Her own experiences in navigating the move to Turkey and adjusting to life there had given Maria an appreciation for how difficult it can be for people to immigrate to a new country to which they have no ties, but her understanding of the immigrant experience in Astoria doesn’t stop there.
Astoria is where her father’s family came when they arrived in the US, where her mother eventually moved and grew up. These streets are where her great uncle owned and operated two baklava shops and where her grandparents raised her father and uncle to become an engineer and surgeon. Astoria is a place where her family was able to succeed in ways unimaginable in their home countries, and in turn, where Maria hopes to help other immigrants achieve those same dreams.

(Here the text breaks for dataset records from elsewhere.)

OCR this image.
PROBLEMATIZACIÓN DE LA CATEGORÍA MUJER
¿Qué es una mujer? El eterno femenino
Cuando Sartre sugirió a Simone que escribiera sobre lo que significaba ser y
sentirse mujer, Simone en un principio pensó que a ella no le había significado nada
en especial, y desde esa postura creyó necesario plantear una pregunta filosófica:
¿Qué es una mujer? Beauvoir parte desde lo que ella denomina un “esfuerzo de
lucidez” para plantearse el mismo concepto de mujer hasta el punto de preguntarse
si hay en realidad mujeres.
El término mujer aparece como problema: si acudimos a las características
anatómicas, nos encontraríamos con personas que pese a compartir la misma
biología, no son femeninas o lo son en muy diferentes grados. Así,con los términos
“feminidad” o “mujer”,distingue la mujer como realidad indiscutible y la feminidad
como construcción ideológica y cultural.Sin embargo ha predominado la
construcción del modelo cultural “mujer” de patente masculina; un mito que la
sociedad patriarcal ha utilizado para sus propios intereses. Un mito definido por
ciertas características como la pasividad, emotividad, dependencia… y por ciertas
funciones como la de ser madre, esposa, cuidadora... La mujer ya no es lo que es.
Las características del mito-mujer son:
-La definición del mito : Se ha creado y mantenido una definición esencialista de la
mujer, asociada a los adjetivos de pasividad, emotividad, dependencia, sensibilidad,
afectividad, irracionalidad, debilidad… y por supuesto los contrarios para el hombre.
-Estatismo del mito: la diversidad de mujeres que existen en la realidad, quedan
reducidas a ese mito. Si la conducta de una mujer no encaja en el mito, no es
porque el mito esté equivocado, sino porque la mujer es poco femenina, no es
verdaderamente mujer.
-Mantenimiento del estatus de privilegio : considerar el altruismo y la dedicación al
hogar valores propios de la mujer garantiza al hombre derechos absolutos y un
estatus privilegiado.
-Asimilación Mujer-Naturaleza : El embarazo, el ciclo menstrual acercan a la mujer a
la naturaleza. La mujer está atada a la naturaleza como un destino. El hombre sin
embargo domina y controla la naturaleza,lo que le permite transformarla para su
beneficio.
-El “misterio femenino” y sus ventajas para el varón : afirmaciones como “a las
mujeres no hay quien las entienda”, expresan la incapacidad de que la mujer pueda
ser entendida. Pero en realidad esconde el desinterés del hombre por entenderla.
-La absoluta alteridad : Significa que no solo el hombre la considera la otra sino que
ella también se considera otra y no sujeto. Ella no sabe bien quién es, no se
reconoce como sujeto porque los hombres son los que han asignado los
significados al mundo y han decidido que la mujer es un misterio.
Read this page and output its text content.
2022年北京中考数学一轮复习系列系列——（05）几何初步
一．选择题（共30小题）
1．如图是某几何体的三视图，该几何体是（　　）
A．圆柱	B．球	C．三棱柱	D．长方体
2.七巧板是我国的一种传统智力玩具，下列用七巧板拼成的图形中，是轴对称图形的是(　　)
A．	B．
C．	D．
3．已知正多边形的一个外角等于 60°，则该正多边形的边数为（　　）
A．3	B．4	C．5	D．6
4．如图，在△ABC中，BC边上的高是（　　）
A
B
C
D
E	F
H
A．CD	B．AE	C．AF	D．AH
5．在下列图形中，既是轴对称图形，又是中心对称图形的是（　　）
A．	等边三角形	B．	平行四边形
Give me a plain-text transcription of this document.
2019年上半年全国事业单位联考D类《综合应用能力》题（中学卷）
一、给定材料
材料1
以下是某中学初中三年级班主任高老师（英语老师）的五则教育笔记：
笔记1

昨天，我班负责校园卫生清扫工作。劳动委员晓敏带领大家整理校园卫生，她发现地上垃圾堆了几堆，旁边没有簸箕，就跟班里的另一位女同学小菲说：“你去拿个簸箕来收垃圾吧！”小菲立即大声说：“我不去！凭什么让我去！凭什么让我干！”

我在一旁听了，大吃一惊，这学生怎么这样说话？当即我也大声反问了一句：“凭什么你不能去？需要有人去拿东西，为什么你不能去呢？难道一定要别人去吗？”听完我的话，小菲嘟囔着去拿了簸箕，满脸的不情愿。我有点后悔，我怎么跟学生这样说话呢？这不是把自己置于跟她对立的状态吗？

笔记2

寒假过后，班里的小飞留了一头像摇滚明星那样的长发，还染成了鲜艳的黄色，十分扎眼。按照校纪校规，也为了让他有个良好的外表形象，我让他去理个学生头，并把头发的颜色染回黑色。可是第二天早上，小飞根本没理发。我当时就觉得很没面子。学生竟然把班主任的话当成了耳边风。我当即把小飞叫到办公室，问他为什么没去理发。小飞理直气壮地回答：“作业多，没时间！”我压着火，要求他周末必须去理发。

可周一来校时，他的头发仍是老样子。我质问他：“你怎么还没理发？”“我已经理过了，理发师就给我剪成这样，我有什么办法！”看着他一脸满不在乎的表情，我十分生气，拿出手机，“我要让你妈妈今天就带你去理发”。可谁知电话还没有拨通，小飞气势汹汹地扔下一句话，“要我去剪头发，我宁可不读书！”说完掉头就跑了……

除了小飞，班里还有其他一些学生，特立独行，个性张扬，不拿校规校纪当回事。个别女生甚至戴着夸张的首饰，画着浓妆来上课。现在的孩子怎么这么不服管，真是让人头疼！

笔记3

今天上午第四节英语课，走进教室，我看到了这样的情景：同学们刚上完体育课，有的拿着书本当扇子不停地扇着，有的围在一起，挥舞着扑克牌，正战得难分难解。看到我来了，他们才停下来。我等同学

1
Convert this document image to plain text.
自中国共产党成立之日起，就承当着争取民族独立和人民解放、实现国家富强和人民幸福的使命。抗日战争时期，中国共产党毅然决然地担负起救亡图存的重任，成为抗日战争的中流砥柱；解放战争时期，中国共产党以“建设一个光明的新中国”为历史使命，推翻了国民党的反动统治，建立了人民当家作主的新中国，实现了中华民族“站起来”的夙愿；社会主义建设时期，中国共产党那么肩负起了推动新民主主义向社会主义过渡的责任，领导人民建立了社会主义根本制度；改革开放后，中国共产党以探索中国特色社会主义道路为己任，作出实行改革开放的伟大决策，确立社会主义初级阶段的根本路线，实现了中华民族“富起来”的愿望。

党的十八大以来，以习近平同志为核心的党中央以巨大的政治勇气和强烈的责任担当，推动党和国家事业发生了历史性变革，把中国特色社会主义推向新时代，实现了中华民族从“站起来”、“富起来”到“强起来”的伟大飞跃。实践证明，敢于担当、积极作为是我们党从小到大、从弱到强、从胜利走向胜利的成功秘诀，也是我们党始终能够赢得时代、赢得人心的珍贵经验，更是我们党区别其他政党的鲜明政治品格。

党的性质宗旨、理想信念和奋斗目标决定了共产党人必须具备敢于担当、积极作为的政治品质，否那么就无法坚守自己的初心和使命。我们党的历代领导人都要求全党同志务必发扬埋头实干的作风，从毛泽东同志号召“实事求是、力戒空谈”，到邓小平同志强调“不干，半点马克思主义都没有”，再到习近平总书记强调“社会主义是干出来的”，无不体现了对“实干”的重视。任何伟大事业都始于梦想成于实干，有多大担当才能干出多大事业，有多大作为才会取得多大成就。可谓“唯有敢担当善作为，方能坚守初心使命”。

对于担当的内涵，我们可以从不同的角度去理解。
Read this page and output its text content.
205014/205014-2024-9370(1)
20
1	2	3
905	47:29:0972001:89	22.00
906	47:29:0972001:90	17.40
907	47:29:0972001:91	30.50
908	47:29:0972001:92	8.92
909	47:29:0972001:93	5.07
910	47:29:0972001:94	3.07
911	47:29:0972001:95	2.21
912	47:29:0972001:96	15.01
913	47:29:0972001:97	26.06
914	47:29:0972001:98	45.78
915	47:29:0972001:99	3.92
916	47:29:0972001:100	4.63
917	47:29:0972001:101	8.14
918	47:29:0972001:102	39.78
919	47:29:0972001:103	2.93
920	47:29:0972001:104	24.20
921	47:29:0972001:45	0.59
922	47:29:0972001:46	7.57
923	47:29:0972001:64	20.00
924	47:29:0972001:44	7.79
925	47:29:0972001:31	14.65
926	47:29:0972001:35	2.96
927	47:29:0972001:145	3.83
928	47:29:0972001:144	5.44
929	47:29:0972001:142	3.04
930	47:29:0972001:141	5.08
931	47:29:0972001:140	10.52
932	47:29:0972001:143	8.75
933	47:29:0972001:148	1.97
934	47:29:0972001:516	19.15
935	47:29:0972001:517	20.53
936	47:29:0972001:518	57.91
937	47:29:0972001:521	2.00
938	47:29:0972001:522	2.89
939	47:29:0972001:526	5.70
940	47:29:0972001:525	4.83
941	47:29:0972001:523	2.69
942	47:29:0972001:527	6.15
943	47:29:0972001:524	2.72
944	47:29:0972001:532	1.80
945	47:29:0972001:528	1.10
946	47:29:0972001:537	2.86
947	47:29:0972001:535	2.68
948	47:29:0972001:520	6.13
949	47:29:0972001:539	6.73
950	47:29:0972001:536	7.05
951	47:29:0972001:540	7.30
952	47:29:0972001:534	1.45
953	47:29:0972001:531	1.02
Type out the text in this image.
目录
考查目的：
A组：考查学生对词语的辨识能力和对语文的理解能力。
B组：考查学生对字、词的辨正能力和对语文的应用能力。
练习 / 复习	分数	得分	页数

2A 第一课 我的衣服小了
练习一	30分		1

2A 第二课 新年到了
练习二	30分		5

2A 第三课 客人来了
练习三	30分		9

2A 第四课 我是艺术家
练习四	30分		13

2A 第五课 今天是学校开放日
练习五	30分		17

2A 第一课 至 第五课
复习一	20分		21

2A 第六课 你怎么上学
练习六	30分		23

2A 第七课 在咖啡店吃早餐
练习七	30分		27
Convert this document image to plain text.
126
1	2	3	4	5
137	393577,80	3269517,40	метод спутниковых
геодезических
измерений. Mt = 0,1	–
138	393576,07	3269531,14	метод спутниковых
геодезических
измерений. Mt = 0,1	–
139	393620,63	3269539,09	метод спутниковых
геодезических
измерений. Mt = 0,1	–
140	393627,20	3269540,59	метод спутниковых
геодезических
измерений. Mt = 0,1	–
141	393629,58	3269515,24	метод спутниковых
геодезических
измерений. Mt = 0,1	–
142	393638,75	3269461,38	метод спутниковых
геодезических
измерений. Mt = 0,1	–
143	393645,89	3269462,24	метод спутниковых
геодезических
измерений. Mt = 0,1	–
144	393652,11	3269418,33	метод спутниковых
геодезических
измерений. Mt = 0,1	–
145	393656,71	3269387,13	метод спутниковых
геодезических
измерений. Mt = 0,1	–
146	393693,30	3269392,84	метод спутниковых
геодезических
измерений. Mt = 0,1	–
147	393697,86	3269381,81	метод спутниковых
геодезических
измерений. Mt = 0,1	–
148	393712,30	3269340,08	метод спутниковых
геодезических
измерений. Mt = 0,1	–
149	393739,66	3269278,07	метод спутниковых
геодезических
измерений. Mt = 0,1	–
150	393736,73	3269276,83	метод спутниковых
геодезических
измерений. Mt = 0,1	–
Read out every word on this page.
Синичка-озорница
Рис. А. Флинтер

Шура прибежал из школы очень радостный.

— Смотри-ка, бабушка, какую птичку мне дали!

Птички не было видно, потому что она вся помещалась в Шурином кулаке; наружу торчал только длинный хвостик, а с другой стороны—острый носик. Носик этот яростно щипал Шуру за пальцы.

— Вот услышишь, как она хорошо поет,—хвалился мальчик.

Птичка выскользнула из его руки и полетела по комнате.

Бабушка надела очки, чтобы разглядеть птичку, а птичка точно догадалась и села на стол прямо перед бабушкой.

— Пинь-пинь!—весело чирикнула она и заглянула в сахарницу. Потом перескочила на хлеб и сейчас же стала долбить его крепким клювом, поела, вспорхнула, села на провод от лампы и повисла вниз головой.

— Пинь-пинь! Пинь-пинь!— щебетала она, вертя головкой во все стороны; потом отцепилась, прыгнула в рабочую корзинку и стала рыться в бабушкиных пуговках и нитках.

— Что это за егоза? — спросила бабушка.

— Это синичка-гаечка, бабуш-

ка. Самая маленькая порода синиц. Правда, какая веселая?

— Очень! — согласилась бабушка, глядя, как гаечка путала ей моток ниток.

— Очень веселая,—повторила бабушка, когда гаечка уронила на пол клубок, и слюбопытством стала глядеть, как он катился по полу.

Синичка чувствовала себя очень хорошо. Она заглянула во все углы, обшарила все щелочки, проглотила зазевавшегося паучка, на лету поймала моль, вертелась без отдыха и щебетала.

Having been at CIANA for several months now, there are many things that she has come to like about what sets it apart from the countless other community based non-profits working towards similar goals, especially the location in the most diverse place in the US. This gives CIANA the opportunity to serve its clients right where they live.
Maria is also touched by how supportive the Astoria community is, saying, “I am perpetually surprised and really heartened by the feeling of we’re all a community with everyone who lives here. People choose to live here and they’re very proud of it. I’m heartened by how businesses also want to support us.”
At the end of the day, Maria hopes that the work she does along with the work that CIANA does overall, will leave behind a legacy.
“Everything that we do here, from our ESL classes to our civics classes is giving people the tool to speak, and to do things for themselves, to have agency. I hope that those seeds that we’re planting will eventually bear fruit into what has always been the seeds of the American dream.”
In the meantime, Maria continues to do her work and remain grateful for what she has in her own life.
“I’m thankful overall that I was born here, that I did not have to go through what my grandparents had to go through in coming to this country. And I’m thankful for what they did in doing that, in being very brave —because that’s the thing about being an immigrant that I think is not recognized enough. It’s a really brave decision to leave behind everything that you know and come to a place where you don’t know anyone. And at this very moment in my life, I’m thankful that I’m working at CIANA, where I have the chance to help other people have the same opportunities that my family had in coming to this country.”